At first, the majority of the decisions this Sting title makes position the game as a niche product from a fading piece of hardware. But, the more I played, the more these mechanical innovations made the gears of my brain whirr, churn, and click with surprising regularity. A chosen encounter roulette? A fractured, broken story? A control scheme in which you play as a wisp giving form to the memories of recently-passed combatants? Knights in the Nightmare may operate on a singular logic, but it’s far from frivolous.
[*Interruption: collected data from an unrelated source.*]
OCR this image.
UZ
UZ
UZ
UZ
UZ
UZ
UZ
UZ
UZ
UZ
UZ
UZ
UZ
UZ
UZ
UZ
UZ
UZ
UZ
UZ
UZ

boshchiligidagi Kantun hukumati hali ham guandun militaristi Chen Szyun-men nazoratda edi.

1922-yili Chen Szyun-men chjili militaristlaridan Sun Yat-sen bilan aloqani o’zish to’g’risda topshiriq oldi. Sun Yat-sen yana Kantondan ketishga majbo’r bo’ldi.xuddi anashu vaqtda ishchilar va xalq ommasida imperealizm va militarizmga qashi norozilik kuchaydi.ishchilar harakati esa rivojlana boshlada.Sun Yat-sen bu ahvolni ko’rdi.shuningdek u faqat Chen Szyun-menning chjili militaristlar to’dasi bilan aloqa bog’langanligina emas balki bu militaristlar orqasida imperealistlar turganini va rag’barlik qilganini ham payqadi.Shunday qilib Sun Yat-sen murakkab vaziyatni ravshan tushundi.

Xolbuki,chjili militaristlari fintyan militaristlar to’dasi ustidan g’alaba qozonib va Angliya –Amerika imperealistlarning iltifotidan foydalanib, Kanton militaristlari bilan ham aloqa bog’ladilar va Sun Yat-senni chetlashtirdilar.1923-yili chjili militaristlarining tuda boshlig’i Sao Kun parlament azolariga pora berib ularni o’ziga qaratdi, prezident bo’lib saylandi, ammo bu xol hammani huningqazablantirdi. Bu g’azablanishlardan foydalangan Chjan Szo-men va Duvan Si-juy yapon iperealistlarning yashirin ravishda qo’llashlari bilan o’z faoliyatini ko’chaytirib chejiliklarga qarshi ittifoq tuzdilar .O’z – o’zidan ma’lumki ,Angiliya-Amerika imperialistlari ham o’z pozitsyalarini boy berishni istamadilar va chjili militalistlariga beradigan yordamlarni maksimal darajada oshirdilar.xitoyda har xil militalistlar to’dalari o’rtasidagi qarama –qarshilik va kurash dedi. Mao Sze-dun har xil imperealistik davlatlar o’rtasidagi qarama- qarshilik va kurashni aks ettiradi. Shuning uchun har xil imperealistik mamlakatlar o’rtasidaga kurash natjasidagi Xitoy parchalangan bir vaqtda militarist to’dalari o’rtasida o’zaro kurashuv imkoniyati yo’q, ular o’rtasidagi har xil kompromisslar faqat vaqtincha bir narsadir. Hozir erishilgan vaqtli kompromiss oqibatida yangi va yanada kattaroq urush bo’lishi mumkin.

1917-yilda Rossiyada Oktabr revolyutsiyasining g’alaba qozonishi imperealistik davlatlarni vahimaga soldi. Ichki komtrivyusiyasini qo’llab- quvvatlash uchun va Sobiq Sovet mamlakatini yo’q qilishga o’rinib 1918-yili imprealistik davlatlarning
Will you vibe with everything in this boutique little cornucopia? Likely not. But is it something that I think all JRPG fans would get some form of enrichment from in their gaming diet? Yes. Whether it’s for 5 or 50 hours, give Knights a spin.
Pete Leavitt
The privilege of experiencing as weird and wonderful a work as Knights in the Nightmare, then sharing it with others is rare and special, yet recommending it has always been fraught for me. If someone breathlessly described to me such a baffling work of media—one that’s impossible to comprehend through simple verbal description—would I be moved to see it for myself?
How would I persuade a friend to experience Knights in the Nightmare‘s madness? Would it be the oft-remarked-upon bullet-hell/tactical RPG/tic-tac-toe gameplay? Maybe the peerless visual design would convince them.
While these elements are supremely creative and distinctive, the strongest draw is the relentless and crushingly tragic narrative. It’s one of the finest works in the medium when it comes to its treatment of topics like death, civilizational decline, oppression, desperation, hopelessness, and cosmic indifference. While you can find more strictly ironclad tales of such topics, even in video games, Knights in the Nightmare delivers a sharply expressionistic, impressionistic, and poignant vision. It is emotionally, if not technically, perfectly executed.
Somehow, despite the singular tone of Knights in the Nightmare, which is utterly without relief from tragedy, the game never grows tiresome because it’s never exploitative. Instead, it invites reflection on our own existential plight, offering a lens to view a perspective beyond our own trials, while simultaneously recognizing and respecting the truth of them.